In particular, the conservative opposition has been very critical of the Moon government’s engagement policy towards North Korea. It has criticized the government for not doing more to raise human rights issues, it has called for a more hard-line stance against the North’s lack of denuclearization measures and continued missile testing, as well as sought the abolishment of the September 19 inter-Korean military agreement, which has not been ratified by the National Assembly.
South Korea’s biggest internet portal Naver has suspended its trending topics feature in order to avoid the spread of fake news and manipulation in the upcoming election. There have been previous cases in South Korean politics where the portal was used to promote politicians for their political gain.
Why have North Koreans in South Korea formed their own political party? What do they hope to achieve?
North Koreans are often considered outsiders in South Korean society and face discrimination. There are over 30,000 North Koreans living in South Korea. This has led to some North Koreans creating their own political party, the North-South Unification Party, to address issues pertaining them. The Party’s main stated goal is to liberate the people of their homeland and to promote the rights of North Koreans living in the South.
Recent incidents which have mobilized the North Korean community in South Korea and increased focus on their plight were the apparent starvation of a North Korean mother and her son in Seoul last year as well as the controversial repatriation of two fisherman back to the North.

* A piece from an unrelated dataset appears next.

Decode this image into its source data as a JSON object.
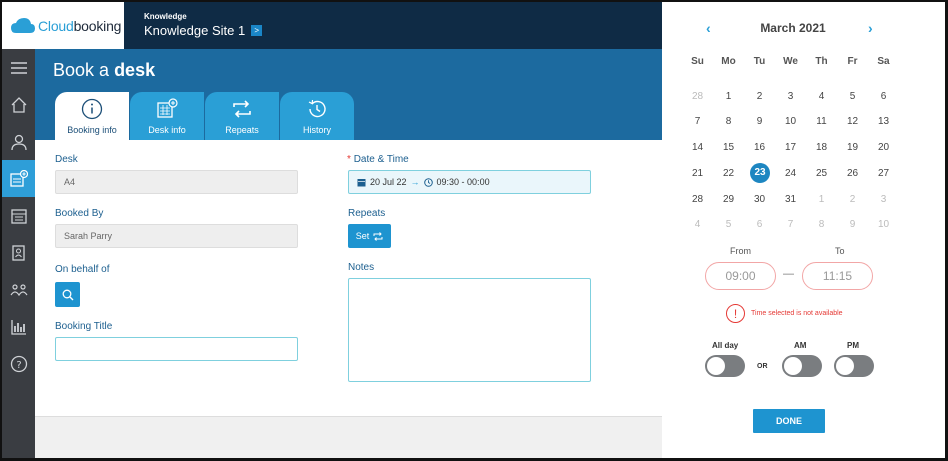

Notably, the former diplomat and high-profile North Korean defector Thae Yong Ho is running for the opposition United Future Party in the election. Charging the government with not doing enough, a key campaign pledge is to push for a law to grant more protection for North Koreans seeking asylum in the South.
What about gender issues and women’s representation in this election?
There are only 51 women parliamentarians in the National Assembly. As such, South Korea’s gender ratio of 17 percent compares unfavourably with the OECD average of 30 percent. By comparison, Japan’s lower house only has 10.2 percent women lawmakers.
South Korea has sought to improve representation by imposing female candidate quotas. This means that parties must include a 50 percent quota of women on candidate lists in seats decided by proportional representation and 30 percent in single-member districts. However, the implementation of these quotas has been criticized.
Notably, South Korea’s first feminist party called the Women’s Party was established on March 08 this year. It is campaigning for seats in the National Assembly on a platform of equal pay and strengthening laws against voyeurism of women in the wake of various sex abuse scandals.